For years the agriculture sector has adapted to a changing market, and Colorado State University released data with a high demand for qualified college graduates with agriculture degrees.
Less than two percent, 4.6 million, of Americans live and work on farms, but the agriculture sector employs 22 million for the producing, processing, and trading of food and fiber in the U.S., according to a North Carolina State University study.
At the same time, Purdue University and the USDA project the market will add 60,000 new ag jobs every year for the next five years.
For college students pursuing degrees in agriculture and its associated areas, the job market holds promise for positions after graduation.
The USDA projected close to two open positions for every qualified graduate within the next year.
With the changing agriculture sector, degrees in agriculture have become more diverse as well. Students like Colorado State senior Aubriel Jones is majoring in agriculture literacy and minoring in both global and environmental sustainability and agricultural and resource economics.
When people asks, however, Jones typically avoids the specific titles and simply says “agriculture.”
“They say, ‘Oh you’re learning about corn right? Or you’re learning about how cows eat?’ Things like that,” Jones said.
A large number of people outside agriculture don’t recognize the reaches of the agriculture market and see it as its most basics parts like crops and livestock.

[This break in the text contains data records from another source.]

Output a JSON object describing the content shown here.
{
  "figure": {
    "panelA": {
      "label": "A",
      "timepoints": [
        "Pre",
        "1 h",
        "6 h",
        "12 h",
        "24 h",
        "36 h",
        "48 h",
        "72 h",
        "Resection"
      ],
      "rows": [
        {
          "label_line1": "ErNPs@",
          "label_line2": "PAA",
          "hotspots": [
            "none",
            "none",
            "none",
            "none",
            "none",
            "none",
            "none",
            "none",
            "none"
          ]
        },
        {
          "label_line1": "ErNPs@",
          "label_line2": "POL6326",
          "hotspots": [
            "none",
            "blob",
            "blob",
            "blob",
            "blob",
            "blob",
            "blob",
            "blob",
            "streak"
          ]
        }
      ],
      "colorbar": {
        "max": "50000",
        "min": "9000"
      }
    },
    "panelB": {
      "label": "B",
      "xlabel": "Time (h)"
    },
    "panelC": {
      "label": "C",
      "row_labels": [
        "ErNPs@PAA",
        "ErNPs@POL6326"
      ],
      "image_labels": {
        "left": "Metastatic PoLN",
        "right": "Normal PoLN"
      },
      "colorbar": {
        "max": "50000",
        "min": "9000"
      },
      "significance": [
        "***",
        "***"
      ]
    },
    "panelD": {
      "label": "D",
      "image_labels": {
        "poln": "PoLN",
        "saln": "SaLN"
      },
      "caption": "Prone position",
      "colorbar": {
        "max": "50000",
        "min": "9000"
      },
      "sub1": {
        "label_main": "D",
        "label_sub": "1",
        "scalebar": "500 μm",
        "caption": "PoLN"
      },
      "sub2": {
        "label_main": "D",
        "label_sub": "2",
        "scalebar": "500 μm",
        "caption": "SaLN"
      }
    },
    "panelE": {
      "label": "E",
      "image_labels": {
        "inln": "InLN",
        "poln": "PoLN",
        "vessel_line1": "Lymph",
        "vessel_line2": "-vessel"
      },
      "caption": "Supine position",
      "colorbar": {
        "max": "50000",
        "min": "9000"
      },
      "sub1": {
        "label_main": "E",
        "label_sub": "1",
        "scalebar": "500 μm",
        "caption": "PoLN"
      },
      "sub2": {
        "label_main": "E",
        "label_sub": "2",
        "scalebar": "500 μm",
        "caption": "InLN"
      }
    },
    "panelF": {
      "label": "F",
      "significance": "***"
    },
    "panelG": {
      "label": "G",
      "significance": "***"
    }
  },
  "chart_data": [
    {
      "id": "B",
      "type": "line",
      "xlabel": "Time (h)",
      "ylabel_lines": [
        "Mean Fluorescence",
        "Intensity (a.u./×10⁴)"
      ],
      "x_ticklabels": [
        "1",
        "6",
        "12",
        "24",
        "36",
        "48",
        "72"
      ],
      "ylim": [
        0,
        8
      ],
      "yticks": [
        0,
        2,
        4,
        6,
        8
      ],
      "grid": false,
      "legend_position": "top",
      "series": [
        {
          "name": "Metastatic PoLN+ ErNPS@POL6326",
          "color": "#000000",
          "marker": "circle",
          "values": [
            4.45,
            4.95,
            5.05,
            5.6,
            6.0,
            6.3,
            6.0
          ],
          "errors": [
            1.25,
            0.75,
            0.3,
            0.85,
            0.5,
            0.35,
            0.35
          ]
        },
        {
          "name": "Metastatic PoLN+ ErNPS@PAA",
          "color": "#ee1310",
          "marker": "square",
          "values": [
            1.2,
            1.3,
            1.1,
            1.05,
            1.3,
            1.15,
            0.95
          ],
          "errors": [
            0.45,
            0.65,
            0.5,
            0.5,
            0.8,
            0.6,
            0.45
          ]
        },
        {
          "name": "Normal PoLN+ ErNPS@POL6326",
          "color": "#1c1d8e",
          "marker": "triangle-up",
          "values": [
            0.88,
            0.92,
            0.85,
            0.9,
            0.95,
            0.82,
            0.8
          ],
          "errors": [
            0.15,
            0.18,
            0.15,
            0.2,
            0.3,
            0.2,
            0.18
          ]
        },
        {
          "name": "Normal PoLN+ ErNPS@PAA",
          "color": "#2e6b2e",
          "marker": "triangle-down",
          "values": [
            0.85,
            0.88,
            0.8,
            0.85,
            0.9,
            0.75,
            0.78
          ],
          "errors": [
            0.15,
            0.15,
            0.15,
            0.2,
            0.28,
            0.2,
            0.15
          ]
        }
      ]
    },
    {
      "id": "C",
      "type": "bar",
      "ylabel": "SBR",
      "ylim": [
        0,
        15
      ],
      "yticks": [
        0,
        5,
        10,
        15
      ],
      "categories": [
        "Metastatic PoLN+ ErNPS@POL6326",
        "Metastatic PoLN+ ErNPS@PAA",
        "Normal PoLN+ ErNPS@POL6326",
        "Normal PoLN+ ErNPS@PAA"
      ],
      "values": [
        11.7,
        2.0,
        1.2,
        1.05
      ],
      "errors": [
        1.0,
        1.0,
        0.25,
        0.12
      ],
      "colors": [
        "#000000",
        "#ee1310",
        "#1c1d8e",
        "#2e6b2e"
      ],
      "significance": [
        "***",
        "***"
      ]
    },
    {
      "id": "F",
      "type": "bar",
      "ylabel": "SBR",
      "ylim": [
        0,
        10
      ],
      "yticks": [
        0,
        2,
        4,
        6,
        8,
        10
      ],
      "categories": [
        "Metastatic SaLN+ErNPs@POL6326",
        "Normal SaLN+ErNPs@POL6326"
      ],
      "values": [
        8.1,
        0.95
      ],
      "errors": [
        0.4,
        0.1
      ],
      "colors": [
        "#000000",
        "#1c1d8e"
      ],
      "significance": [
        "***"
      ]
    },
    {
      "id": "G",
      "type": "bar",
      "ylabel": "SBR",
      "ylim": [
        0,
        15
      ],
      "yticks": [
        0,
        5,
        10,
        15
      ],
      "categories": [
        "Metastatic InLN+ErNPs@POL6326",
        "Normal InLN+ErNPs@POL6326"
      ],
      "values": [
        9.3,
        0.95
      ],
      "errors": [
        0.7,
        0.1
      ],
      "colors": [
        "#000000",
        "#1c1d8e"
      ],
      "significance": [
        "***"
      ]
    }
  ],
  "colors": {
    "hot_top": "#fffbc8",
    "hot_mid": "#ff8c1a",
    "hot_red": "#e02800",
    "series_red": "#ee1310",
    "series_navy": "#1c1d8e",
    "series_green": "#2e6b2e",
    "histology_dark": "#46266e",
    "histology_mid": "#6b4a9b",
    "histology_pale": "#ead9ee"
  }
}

Many modern agricultural students, like Jones, don’t even come from farming or agriculture backgrounds, but recognize the importance and vastness of the agriculture market and sector.
“You have 1 percent of your population feeding the other 99 percent,” Kevin Pond head of Colorado State University’s animal science department said.
Over the next few years, demand for qualified agriculturists will go up to fill agricultural, both direct and indirect, careers, and salaries will reflect the demand raise, Pond said.
Agriculture can no longer be depicted as merely cows and plows. The advancing market and world culture means new age agriculturalist and recognition of their importance.